Growing up, they said that they were surrounded by people who, even if they would not identify themselves as punk, embodied the anti-establishment attitude that the subculture is known for.

“There were always people who were defiant, willing to speak up, willing to fight,” they said.

Next month, Khx05 will perform at Manifest 6, an underground music festival with the same ethos. The weekend's 24 acts — most of which are based in the Triangle — all carry the spirit of punk, according to Manifest's website, whether they are considered rock, country, hardcore or electronic. 

Since Khx05 released their first EP, "Transformation," in 2019, they have refined their sound into a mixture of punk and electronic, incorporating microgenres within house music.
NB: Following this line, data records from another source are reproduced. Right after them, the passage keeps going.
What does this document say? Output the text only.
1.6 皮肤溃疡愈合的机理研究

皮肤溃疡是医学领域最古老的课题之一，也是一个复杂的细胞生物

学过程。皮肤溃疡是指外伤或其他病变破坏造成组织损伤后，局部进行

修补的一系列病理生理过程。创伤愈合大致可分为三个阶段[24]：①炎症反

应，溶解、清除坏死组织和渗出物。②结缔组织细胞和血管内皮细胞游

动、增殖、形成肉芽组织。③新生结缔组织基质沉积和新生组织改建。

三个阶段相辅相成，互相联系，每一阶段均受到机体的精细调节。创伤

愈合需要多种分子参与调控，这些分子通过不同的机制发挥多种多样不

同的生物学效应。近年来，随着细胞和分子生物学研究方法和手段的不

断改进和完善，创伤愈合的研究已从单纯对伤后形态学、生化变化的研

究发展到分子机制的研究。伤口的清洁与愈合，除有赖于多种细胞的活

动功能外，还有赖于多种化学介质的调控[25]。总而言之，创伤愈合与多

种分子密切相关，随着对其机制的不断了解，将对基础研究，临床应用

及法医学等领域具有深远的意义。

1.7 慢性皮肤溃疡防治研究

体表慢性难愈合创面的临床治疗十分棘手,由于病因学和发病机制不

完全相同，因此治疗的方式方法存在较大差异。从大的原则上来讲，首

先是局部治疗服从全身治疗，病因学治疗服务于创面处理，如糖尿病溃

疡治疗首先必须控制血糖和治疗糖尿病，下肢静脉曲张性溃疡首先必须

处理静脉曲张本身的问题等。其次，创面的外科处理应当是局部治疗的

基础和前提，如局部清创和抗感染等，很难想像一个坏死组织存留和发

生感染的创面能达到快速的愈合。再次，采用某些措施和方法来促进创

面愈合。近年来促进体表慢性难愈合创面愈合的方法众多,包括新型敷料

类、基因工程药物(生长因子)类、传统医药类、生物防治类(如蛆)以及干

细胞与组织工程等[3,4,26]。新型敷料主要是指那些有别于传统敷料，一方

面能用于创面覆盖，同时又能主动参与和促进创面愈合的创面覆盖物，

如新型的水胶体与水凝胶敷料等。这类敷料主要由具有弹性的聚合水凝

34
They also explore Afrofuturism: a literary and artistic movement that celebrates the African diaspora while envisioning ways in which technology can be harnessed to better its future.

“I wanted to make music that was danceable and hype, but also music that was about liberation,” they said.

According to Erika Kobayashi Libero, the festival's organizer and vocalist for the garage-punk band BANGZZ, Manifest was founded in 2016 to address the underrepresentation of women and non-binary performers in the live music space. 

Around that time, she read an article which analyzed the lineups of major music festivals, such as Bonnaroo and Lollapalooza , and found that, across the board, there were very few acts without cisgender men. 

When they founded Manifest alongside country musician  River Shook, Libero said they wanted to increase connectivity and visibility among local women and gender-expansive performers. 

“Manifest is a way to bring everyone together and flood the scene with female and non-binary artists,” they said.

In order to be eligible to perform, women and members of the LGBTQ+ community must make up at least half of the act.

Ash Graña, bassist for Narsick — a Chapel Hill based indie punk band that will be featured at the festival — said she has observed a recent increase of gender inclusivity in the North Carolina underground music scene. 

“It's a combination of things and events like Manifest that kind of spotlight members of the female and queer, non-binary community that are involved in music and people may not know about because they aren’t on the 'normal' spectrum of what people have been exposed to in the past in the area,” they said. "Events like Manifest are a huge, huge step in the right direction." 

Sarah Landis, Narsick's bassist, said  they became involved in Manifest because of a personal connection with Libero, who curates the roster by contacting potential artists she knows from 15 years of working as a local musician.

Libero said that although the area’s independent music scene has suffered in recent years from COVID-19 pandemic-related closures of well-known venues such as Nightlight, there is still a vibrant community that Manifest continues to spotlight.

“Manifest is carrying on the tradition and letting people know that Chapel Hill is a music town,” she said.

Manifest will receive support of college radio disc jockeys at UNC’s WXYC and N.C. State’s WKNC, Libero said. 

The festival’s two-day programming will take place at three Chapel Hill-Carrboro venues — The Cave, Local 506 and The PITCH.

"The lineup was designed with a staggering schedule in mind," Libero said, "so attendees will have twenty minutes to walk between venues and see as many acts as possible."

Tickets for Manifest 6 are on sale now. Attendees can purchase a two-day, all-venue pass for $35 or an $18 ticket for a single evening. Shows start at 8 p.m. on both Friday, March 22 and Saturday, March 23.